‘Is there anything else I can help you with?’ is a common way for a customer service representative to end a telemarketing call. Once the main script is over and the caller has been signed up to learn more about a new product or canvassed on their opinion of a company, this signals the end of the call to most people.
A polite ‘no thanks’ is usually the response, but it is also a cue for the customer to ask any other questions they may have about the company or its products. And sometimes, after listening to a customer ranting on for several minutes, it may be better if the CSR chooses not to ask the question. After all, the irate customer has just made it plain that the company is not their favourite organisation and maybe even told the unfortunate CSR that they will be cancelling their contract with the firm forthwith.

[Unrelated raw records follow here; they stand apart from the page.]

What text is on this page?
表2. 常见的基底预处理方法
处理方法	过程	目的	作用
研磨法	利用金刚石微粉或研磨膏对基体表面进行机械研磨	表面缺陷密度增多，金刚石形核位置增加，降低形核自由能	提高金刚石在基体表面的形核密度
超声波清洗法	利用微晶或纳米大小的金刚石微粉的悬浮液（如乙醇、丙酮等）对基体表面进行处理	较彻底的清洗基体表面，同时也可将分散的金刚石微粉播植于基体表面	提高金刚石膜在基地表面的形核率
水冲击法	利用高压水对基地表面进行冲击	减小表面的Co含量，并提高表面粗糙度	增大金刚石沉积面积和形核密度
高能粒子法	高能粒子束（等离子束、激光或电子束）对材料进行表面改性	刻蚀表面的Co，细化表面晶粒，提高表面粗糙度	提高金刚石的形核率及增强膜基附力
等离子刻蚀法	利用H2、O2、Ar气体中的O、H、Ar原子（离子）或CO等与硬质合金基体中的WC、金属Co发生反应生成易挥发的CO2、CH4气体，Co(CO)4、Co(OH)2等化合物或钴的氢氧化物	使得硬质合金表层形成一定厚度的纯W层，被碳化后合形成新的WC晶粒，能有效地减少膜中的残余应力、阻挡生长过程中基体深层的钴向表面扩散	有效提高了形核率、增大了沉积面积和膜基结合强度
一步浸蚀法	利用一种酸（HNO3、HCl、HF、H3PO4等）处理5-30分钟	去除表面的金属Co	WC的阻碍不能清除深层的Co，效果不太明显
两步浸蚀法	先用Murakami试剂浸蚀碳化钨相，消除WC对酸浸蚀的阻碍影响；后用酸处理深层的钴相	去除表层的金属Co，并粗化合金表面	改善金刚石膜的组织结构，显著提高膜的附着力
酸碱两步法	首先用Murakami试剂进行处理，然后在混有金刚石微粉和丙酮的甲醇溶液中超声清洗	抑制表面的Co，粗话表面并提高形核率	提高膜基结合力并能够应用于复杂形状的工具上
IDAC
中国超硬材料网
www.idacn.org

My usual response, especially when a call handler has gone above and beyond to help me solve a problem, is usually to come out with some variation on, ‘no, I think that’s enough for you to be dealing with for now, isn’t it?’ thank them and end the call. Everyone from receptionists to hospital staff seems to be using the phrase these days, and coming up with a different reply each time keeps me on my toes and engaged with them as well as distracting me from the fact that – yet again – I’m on the phone to a call centre asking for help or listening to them telling me about products I probably won’t buy, but will express interest in just to be pleasant to the call handler.
One of the advantages of telemarketing firms is that the CSRs are trained to deal with all kinds of responses from their customers or leads. Generally, my default is to give firms my mobile number. If no message is left on a missed call and no text follows, I am unlikely to return the call. Giving mobile numbers as main contact numbers is becoming more frequent, and the very best CSRs will know how to deal with this and may even have a specific script to follow when leaving a message to try and hook the warm lead into ringing back. The smaller offices where staff who handle your initial registration also chase your later renewal are often the best at this. I usually remember the names of the staff I talk to at these smaller brokers and branches, and while they employ the same rules as large telemarketing call centres, these places are more personable because they leave messages and wait for my call back.
When the staff ask ‘Is there anything else I can help you with?’ I am more likely to say, ‘not unless you can help me retire early/lessen my workload/become an overnight millionaire’, thus making them laugh, safe in the knowledge that their call has been completed satisfactorily and there is nothing more they can do to help me with today.